Praca na etacie nigdy nie była dla mnie. W żadnej firmie też nigdy nie zagrzałam dłużej miejsca. Jestem typowym wolnym strzelcem i często zmieniam zawód. Ostatnio zauważyłam, że modne stało się zajęcie planowania ślubów. Przyszłe pary młode często nie mają czasu zająć się własnym ślubem i weselem i zatrudniają do tego konsultanta ślubnego, zwanego czasem z angielskiego wedding plannerem. Postanowiłam zrobić taki kurs i zobaczyć czy odnajdę się w zawodzie planowania czyiś ślubów. 

Trzy dni kursu na wedding plannera. 

wedding planner - kurs trzydniowyByłam zafascynowana zagadnieniem planowania ślubów i bycia czyimś doradcą, dlatego szukałam szybkiego kursu w tej tematyce. Przeglądałam internet w  poszukiwaniu czegoś dla mnie. Większość kursów była jednak bardzo długa. Nie chciałam całymi miesiącami uczyć się planowania ślubów, bo sama nie wiedziałam, jak długo będę miała chęć pracować w tym zawodzie. Natrafiłam jednak na jedno interesujące mnie ogłoszenie. Było zatytułowane wedding planner – kurs trzydniowy. W ogłoszeniu przeczytałam, że w ramach kursu będą poruszone zarówno kwestie prawne jak i typowo organizacyjne ślubów. Byłam ciekawa szczególnie tych pierwszych. Jako przykład podano kwestię organizacji ślubów w plenerze czy szpitalu. Drugiego dnia mieliśmy mieć zajęcia z zawodową florystką, która miała poruszyć temat nie tylko ślubnych bukietów, ale także dekoracji sal ślubu i weselnych. Trzeciego dnia miały być zagadnienia bardziej ogólne, związane z modą ślubną i bieżącymi trendami. Pod koniec każdego dnia był przewidziany czas na zadawanie pytań. Codziennie mieliśmy również zagwarantowany bufet i przerwę obiadową. Od razu zapisałam się na kurs i postanowiłam spróbować. Kurs odbywał się tydzień później. Było to dosyć kameralne grono kilku uczestników, co było istotne ponieważ dzięki temu każdy mógł zadać pytanie i wywiązywały się ciekawe dyskusję. Już pod koniec pierwszego dnia kursu wiedziałam, że odnajdę się w tym zajęciu i zostanę konsultantką ślubną młodych par. 
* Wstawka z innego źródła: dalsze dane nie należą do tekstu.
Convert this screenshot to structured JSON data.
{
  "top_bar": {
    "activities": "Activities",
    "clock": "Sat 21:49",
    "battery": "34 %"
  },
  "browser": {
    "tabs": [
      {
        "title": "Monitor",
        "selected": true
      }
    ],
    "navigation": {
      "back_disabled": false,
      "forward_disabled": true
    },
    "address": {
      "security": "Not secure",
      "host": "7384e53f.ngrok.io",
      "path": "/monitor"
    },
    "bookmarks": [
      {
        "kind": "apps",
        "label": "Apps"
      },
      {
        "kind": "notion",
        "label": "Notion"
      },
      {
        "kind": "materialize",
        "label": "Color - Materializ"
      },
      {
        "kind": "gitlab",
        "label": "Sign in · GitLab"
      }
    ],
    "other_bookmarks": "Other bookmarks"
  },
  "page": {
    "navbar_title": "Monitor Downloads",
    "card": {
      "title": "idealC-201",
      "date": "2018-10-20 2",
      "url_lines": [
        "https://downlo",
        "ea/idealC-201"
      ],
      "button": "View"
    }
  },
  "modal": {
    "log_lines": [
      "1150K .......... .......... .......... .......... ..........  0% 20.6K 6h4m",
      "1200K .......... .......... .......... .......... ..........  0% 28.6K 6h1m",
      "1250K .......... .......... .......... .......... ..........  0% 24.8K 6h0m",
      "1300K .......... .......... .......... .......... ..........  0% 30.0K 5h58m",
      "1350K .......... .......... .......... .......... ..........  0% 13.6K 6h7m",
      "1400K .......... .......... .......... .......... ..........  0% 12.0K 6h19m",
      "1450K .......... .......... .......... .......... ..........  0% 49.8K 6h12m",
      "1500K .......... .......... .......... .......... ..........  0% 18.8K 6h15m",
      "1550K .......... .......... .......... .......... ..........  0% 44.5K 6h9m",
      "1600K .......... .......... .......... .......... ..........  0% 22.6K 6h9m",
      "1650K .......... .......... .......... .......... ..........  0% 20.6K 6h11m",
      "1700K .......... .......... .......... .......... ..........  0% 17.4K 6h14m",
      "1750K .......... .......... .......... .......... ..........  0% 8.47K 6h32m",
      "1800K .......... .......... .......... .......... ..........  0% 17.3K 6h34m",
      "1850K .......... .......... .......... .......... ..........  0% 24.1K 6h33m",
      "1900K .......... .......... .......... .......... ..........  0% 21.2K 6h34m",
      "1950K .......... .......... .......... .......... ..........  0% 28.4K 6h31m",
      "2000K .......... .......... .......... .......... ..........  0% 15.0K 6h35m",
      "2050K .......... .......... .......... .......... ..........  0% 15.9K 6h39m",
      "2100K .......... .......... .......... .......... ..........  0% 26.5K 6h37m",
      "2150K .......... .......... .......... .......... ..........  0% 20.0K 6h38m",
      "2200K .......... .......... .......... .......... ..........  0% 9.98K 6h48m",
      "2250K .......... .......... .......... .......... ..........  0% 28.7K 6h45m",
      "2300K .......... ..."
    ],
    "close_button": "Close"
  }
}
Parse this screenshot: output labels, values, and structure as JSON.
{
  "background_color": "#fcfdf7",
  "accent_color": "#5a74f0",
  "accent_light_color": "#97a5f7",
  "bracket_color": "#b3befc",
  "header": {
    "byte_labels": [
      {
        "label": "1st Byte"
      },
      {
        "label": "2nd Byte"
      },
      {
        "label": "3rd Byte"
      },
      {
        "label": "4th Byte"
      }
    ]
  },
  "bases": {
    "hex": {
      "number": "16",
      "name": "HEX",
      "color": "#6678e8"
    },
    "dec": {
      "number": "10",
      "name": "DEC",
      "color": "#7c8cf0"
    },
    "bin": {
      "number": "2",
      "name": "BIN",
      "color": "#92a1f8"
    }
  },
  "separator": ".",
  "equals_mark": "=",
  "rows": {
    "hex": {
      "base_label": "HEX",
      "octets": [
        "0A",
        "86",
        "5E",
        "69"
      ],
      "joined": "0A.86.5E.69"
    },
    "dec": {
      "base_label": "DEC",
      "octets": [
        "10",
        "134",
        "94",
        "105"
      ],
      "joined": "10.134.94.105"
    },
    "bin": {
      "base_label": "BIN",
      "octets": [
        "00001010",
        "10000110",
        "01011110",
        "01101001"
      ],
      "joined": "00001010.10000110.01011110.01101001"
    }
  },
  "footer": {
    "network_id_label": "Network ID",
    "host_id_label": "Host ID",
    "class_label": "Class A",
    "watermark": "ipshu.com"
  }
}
Po zakończonym kursie dostaliśmy specjalne certyfikaty, które potwierdzały zdobytą przez nas wiedzę i umiejętności. Już wiem, że zajęcie wedding plannera może być bardzo absorbujące i wymaga organizacji wielu różnorodnych kwestii jednocześnie, ale to jest właśnie to, co lubię w swojej pracy wolnego strzelca. Od razu po powrocie do domu dodałam ogłoszenie na portalu gdzie młode pary szukają przedślubnego wsparcia, że zajmuje się planowaniem ślubów i mam ukończone specjalistyczne kursy. Pozostało mi tylko czekać na pierwsze zlecenie.